Walter F. Mondale’s record of public service includes Vice President of the United States, U.S. Ambassador to Japan, U.S. Senator, and Attorney General for the State of Minnesota. He was also the Democratic Party’s nominee for President in 1984. He recently retired from the law firm of Dorsey & Whitney LLP, headquartered in Minneapolis with 20 offices worldwide.
Walter Frederick (“Fritz”) Mondale was born in Ceylon, Minnesota on January 5, 1928, the son of Theodore Sigvaard Mondale and Claribel Cowan Mondale. He spent his boyhood in the small towns of southern Minnesota, where he attended public schools. After he helped manage Hubert H. Humphrey’s first successful U.S. Senate campaign in 1948, he earned his B.A. in political science from the University of Minnesota in 1951. After completing service as a corporal in the U.S. Army, Mondale received his LL.B. (cum laude) from the University of Minnesota Law School in 1956, having served on the law review and as a law clerk in the Minnesota Supreme Court.
Mondale practiced law for the next four years in Minneapolis. In 1960, Minnesota Governor Orville Freeman appointed him to the position of State Attorney General. Mondale was then elected to the office in 1962, and served until 1964, when Governor Karl Rolvaag asked him to fill the U.S. Senate vacancy created by Hubert Humphrey’s election to the Vice Presidency. The voters of Minnesota returned Mondale to the Senate in 1966 and 1972.
During his 12 years as a Senator, Mondale served on the Finance Committee, the Labor and Public Welfare Committee, Budget Committee, and the Banking, Housing and Urban Affairs Committee. He also served as the chairman of the Select Committee on Equal Education Opportunity and as the chairman of the Intelligence Committee’s Domestic Task Force.
Jimmy Carter and Walter Mondale were elected President and Vice President of the United States on November 2, 1976. On the President’s behalf, Mondale traveled extensively throughout the country and the world advocating U.S. policy. He played a central role in Carter Administration policy of expanding commercial ties between the United States and China. He was the first Vice President to have an office in the White House, and he served as a full-time participant, advisor, and troubleshooter for the Administration. During this period, Joan Mondale served as a national advocate for the arts and was Honorary Chairman of the Federal Council on the Arts and Humanities.

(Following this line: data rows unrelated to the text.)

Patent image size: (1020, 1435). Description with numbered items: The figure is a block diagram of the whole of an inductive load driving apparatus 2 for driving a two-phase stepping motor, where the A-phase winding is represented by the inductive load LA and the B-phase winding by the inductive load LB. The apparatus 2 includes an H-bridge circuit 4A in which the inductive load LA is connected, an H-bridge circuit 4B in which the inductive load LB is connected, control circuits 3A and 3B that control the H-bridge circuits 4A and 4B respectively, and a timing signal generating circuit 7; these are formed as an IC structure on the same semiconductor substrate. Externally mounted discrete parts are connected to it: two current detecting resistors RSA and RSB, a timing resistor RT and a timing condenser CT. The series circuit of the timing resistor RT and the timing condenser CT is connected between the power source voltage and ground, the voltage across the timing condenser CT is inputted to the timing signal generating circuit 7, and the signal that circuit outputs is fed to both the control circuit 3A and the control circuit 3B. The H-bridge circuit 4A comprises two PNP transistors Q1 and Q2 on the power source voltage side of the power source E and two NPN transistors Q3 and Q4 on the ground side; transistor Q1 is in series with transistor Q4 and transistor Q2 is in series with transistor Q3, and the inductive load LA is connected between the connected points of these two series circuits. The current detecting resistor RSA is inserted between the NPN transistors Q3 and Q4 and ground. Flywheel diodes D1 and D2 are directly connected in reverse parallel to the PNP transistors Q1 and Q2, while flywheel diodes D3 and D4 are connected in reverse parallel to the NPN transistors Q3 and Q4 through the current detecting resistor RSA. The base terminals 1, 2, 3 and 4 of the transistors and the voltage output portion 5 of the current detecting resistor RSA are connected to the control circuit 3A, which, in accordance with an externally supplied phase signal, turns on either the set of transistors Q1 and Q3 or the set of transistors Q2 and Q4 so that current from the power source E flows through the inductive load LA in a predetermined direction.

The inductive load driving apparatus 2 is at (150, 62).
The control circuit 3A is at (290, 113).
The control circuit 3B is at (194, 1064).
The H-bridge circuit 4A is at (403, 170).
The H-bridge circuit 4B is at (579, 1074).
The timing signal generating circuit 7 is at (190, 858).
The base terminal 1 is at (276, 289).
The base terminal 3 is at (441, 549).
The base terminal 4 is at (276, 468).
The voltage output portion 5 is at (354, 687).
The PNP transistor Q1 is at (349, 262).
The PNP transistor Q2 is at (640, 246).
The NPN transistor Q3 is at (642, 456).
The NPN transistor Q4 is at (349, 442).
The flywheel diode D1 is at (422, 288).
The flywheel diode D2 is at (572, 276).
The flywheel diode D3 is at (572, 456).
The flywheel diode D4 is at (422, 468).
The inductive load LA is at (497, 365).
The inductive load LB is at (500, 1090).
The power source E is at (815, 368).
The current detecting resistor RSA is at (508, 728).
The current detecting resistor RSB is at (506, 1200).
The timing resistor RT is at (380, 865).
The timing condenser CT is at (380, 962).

In 1984, Mondale was the Democratic Party’s nominee for President of the United States. Following that election, Mondale practiced law, taught, studied, traveled, and served as a director of both non-profit and corporate boards. He returned to his native Minnesota in 1987, where he practiced law with the firm of Dorsey & Whitney until President Clinton nominated him to be the U.S. Ambassador to Japan.

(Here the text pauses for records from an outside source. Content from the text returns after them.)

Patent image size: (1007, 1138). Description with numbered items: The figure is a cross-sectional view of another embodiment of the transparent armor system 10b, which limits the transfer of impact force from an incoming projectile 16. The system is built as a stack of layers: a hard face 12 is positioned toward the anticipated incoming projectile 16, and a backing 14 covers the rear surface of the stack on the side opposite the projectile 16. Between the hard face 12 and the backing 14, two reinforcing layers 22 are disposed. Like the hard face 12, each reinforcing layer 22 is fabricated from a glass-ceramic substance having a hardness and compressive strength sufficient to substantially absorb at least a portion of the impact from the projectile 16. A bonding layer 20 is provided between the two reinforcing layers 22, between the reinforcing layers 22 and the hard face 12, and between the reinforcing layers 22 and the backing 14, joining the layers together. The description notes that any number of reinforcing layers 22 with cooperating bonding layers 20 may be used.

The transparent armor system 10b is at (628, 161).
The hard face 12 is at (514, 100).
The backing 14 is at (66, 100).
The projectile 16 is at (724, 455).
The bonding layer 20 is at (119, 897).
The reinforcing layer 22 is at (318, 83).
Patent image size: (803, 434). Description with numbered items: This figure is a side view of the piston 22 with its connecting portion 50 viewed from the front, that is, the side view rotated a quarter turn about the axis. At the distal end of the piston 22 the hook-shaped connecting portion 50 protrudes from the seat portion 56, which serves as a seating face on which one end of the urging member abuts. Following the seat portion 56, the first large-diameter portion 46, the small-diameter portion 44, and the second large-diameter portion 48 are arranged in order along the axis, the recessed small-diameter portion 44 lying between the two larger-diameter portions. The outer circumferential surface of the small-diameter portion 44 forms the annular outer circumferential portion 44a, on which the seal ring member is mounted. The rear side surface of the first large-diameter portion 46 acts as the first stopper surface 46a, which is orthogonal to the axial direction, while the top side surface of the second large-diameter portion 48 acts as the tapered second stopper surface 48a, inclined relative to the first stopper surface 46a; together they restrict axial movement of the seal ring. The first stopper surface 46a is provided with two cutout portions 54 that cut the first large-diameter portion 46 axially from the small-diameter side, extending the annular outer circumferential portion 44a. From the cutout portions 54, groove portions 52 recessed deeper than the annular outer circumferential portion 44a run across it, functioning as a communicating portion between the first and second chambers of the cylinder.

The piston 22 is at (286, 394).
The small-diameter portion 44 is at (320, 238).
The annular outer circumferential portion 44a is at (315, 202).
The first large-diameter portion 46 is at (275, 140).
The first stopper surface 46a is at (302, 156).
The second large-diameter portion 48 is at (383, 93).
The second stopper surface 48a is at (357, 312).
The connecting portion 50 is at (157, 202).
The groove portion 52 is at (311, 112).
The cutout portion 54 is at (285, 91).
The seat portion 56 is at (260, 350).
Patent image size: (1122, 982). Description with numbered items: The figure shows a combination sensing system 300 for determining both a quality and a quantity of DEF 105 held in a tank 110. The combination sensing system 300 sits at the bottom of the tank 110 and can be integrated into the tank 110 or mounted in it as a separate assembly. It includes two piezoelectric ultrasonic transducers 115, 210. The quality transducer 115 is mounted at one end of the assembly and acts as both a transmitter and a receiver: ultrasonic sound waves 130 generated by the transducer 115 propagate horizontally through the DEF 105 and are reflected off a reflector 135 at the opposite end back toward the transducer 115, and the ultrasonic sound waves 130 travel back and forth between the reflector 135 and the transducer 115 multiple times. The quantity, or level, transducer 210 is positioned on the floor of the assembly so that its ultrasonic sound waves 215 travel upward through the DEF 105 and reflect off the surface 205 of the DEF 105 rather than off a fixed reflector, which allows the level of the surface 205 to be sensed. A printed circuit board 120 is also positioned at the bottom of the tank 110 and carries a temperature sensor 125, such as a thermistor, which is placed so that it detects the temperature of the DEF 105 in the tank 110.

Mondale served as Ambassador to Japan from August 13, 1993, to December 15, 1996. During that period, he helped to negotiate several U.S.-Japan security agreements, including a resolution to the controversy about the U.S. military presence in Okinawa. He also helped to negotiate numerous trade agreements between the United States and Japan, and he promoted the expansion of educational exchanges between the two nations. In addition, Mondale attended the annual APEC (Asia Pacific Economic Cooperation) summit meetings in Seattle, Jakarta, Osaka, and Manila.
Since returning from Japan, Mondale has become a director of several non-profit and corporate boards. He is the chair of The Maureen and Mike Mansfield Foundation. He also co-teaches a class at the Humphrey Institute at the University of Minnesota on the study of governance and politics.
In March 1998, serving as President Clinton’s special envoy, Mondale traveled to Indonesia to meet with President Suharto regarding the Asian financial crisis and economic reforms in Indonesia.
Before his appointment as U.S. Ambassador to Japan, Walter Mondale was a Distinguished University Fellow in Law and Public Affairs at the Hubert H. Humphrey Institute of Public Affairs, University of Minnesota. In 1990, he established the Mondale Policy Forum at the Humphrey Institute to bring together leading scholars and policymakers for conferences on domestic and international issues.
From 1986 until his appointment as Ambassador, Mondale served as chairman of the National Democratic Institute for International Affairs, a Washington, DC-based organization that conducts non-partisan international programs to help maintain and strengthen democratic institutions.
Mondale was married to the former Joan Adams for 58 years before she passed away in February 2014. They have three children, Theodore, Eleanor Jane (deceased) and William. They also have four grandchildren.
Mondale has authored two books The Accountability of Power: Toward a Responsible Presidency and The Good Fight: A Life in Liberal Politics and has written numerous articles on domestic and international issues. In his free time, he enjoys fishing, reading historical accounts, and spending time with his family.